IV. Il ne faut point omettre ici le trait de Pharnabaze[6], satrape du roi de Perse. Lysandre, commandant la flotte, avait commis, dans le cours de la guerre, beaucoup d’actes d’avarice et de cruauté. Soupçonnant qu’on avait informé de ces faits les Lacédémoniens, il pria Pharnabaze de lui donner pour les éphores une attestation de la manière intègre avec laquelle il avait fait la guerre et traité les alliés, et de s’étendre sur ce point dans sa lettre, parce que son autorité serait d’un grand poids à cet égard. Pharnabaze lui promet tout son zèle ; il écrit une longue lettre où il le comble d’éloges, et la lit à Lysandre qui s’en montre satisfait. Mais le satrape, en la fermant, en substitue une autre toute cachetée, du même volume et d’une forme si semblable, qu’il était impossible de la distinguer de la première. Il faisait dans celle-ci le détail le plus exact de son avarice et de sa perfidie. Lysandre, retourné à Sparte, après avoir rendu le compte qu’il lui plut de sa conduite au premier magistrat, lui remit, comme un certificat, la lettre de Pharnabaze. Les éphores, l’ayant fait retirer, en prirent connaissance et la lui donnèrent ensuite à lire. Il fut ainsi, sans le savoir, son propre accusateur.

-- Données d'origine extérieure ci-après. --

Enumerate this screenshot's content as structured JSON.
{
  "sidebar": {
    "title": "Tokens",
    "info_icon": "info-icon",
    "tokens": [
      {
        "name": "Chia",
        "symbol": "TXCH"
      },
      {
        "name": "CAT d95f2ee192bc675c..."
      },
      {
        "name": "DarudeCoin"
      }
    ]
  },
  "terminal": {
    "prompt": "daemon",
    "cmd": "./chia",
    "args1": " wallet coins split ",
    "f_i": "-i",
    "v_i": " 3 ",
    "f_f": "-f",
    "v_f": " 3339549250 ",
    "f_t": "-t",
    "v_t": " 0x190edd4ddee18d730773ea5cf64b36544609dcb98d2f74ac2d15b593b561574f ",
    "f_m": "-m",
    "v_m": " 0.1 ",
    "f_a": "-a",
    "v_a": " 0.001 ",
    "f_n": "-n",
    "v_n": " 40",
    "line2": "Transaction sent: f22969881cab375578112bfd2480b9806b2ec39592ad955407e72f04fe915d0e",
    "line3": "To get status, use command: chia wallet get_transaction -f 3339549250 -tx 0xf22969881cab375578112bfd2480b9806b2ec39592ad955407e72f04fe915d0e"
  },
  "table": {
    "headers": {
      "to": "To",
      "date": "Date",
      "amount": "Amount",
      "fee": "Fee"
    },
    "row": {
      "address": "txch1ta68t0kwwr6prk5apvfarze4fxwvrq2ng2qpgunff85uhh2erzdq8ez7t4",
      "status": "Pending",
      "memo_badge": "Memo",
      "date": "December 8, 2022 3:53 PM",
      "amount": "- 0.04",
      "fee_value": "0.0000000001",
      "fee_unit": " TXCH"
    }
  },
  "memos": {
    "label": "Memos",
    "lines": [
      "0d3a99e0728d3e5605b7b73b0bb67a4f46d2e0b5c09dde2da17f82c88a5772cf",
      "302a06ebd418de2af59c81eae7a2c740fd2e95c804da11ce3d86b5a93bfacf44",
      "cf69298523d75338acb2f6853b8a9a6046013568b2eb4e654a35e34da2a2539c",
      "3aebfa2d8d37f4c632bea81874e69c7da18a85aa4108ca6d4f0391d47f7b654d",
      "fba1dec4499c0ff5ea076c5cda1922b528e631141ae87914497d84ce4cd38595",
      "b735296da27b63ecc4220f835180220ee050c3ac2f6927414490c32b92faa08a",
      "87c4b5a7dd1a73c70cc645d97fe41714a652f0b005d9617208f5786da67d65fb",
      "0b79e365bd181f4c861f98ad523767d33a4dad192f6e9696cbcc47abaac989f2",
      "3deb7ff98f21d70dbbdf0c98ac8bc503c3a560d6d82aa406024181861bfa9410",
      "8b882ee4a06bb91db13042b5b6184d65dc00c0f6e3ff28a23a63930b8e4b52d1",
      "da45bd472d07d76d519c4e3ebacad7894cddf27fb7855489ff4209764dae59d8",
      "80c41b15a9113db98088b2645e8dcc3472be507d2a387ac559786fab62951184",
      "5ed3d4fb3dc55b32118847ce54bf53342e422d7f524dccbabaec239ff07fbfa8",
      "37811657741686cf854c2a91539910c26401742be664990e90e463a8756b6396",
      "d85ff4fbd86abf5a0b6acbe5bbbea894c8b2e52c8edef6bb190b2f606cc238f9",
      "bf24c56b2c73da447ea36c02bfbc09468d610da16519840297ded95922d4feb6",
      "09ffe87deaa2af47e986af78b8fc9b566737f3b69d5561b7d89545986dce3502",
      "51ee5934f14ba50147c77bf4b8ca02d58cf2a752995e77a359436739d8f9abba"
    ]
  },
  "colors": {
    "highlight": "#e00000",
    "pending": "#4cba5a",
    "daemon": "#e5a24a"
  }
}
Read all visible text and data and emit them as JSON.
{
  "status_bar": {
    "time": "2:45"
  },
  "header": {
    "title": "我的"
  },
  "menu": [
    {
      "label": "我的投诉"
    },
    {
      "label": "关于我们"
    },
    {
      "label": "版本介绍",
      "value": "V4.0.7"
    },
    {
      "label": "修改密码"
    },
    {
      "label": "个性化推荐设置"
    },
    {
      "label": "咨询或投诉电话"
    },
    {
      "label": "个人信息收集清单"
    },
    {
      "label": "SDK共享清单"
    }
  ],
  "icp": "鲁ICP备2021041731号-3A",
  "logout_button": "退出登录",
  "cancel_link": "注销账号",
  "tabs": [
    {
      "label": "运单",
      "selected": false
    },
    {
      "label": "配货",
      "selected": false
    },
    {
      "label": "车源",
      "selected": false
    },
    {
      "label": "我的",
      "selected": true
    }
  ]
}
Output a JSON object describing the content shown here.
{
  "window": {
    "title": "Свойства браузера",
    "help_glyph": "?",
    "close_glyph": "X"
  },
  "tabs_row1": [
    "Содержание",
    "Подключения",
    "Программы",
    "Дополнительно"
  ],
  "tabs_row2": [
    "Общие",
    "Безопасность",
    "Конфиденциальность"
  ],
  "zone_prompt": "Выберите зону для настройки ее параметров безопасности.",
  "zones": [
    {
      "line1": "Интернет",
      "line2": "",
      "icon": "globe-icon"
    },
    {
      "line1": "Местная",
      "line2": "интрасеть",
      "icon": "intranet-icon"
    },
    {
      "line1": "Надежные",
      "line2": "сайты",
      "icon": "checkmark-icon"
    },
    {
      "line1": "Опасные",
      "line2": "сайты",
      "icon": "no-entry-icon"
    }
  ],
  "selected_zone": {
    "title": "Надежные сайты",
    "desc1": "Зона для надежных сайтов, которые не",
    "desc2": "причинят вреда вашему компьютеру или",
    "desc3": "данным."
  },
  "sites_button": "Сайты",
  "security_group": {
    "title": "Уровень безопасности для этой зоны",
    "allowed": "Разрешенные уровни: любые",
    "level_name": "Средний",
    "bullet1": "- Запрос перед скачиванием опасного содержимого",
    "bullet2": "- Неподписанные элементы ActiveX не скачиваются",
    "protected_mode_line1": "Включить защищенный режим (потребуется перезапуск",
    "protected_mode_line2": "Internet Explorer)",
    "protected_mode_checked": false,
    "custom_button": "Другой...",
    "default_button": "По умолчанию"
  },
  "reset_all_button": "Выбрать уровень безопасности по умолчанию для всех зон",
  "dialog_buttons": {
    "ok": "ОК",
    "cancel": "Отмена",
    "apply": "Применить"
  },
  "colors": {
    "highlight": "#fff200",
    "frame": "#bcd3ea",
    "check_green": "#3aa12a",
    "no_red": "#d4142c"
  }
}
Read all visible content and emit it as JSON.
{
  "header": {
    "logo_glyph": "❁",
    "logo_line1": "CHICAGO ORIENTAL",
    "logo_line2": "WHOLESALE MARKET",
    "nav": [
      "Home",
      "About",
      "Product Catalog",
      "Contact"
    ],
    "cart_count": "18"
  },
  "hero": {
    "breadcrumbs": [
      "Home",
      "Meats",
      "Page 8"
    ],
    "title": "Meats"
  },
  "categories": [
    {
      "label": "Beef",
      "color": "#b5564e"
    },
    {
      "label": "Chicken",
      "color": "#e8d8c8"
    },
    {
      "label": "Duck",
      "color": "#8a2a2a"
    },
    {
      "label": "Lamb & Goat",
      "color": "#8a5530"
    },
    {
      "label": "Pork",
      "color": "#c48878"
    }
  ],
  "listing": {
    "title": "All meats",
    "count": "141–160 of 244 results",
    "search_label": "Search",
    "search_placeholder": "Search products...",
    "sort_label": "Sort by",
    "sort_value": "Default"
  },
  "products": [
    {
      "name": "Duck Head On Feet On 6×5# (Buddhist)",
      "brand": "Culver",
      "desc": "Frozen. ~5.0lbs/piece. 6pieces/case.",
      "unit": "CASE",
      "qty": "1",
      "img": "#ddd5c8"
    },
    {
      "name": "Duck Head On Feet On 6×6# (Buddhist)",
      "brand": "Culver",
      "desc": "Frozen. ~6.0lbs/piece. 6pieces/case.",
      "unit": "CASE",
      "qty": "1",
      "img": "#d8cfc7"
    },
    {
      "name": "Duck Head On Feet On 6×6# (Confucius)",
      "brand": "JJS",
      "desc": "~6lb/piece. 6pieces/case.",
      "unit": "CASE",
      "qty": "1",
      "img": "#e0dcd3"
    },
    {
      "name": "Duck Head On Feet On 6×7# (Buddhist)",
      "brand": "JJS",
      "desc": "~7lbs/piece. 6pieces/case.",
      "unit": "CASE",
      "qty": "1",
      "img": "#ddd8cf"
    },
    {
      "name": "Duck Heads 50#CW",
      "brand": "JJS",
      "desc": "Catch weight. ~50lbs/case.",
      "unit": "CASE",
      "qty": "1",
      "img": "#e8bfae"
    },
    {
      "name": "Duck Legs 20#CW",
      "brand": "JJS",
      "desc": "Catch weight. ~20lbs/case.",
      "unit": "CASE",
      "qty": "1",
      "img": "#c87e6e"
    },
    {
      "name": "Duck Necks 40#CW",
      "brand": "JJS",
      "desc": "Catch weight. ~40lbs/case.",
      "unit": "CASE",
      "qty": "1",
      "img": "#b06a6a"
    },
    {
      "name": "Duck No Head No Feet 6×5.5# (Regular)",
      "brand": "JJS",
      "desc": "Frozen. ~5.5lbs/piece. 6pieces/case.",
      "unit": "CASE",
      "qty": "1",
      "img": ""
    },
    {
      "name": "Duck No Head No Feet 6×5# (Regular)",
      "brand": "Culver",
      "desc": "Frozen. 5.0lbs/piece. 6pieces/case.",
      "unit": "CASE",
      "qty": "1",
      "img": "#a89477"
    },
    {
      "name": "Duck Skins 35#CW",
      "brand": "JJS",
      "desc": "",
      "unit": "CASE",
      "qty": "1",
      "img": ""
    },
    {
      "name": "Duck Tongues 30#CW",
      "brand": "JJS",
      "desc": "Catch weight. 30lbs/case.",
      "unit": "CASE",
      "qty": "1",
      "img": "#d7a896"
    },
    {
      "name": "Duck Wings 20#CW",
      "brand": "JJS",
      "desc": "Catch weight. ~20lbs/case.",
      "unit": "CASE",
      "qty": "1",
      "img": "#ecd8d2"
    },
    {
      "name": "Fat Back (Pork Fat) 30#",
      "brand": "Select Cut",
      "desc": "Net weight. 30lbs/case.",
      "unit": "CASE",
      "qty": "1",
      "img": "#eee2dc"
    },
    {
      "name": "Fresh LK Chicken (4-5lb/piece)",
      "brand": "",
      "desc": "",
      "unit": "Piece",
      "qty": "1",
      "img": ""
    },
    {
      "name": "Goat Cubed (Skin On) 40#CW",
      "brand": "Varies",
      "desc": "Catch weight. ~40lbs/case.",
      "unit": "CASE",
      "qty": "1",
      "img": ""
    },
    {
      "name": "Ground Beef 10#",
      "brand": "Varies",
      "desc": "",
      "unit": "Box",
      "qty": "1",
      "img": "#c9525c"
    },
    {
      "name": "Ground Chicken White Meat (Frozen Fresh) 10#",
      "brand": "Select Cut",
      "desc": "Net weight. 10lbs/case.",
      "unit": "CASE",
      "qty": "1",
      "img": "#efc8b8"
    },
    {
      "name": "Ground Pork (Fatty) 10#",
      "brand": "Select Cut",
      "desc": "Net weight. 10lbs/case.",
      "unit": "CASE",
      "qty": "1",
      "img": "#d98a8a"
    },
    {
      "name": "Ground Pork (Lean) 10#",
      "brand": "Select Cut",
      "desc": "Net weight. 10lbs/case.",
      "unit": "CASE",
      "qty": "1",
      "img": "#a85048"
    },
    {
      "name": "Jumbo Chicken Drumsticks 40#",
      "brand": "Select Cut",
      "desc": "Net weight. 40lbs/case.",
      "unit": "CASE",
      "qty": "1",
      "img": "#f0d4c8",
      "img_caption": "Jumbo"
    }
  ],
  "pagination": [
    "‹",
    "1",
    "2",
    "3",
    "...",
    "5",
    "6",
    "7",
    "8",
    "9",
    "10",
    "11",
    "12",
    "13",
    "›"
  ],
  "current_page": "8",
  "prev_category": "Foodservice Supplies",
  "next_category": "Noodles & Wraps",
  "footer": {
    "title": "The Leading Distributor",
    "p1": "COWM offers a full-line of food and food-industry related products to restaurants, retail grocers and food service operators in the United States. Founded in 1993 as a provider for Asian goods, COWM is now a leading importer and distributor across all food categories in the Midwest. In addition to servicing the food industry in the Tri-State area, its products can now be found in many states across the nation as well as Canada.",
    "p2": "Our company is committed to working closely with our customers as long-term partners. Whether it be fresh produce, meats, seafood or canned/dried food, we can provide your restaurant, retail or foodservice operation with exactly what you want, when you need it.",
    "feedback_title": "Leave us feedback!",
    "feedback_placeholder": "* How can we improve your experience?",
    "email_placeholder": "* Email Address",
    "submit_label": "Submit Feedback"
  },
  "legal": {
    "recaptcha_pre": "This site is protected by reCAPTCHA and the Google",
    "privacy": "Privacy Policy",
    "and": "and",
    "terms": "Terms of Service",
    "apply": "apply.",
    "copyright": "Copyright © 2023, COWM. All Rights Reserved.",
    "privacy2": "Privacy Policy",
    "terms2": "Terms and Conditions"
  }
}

- ↑ Lysandre était fils d'Aristoclitès, descendant des Héraclides.
- ↑ Petite rivière de la Chersonèse de Thrace.
- ↑ Athènes était gouvernée par trente tyrans; le Pirée en avait dix.
- ↑ Il y a une lacune dans le texte. Le passage entre crochets est extrait des Stratagèmes de Polyen (I, 45).
- ↑ Les Lacédémoniens étaient alors en guerre avec Thèbes, et avaient fait alliance avec Orchomène.
- ↑ Le fils de celui qui fit mourir Alcibiade.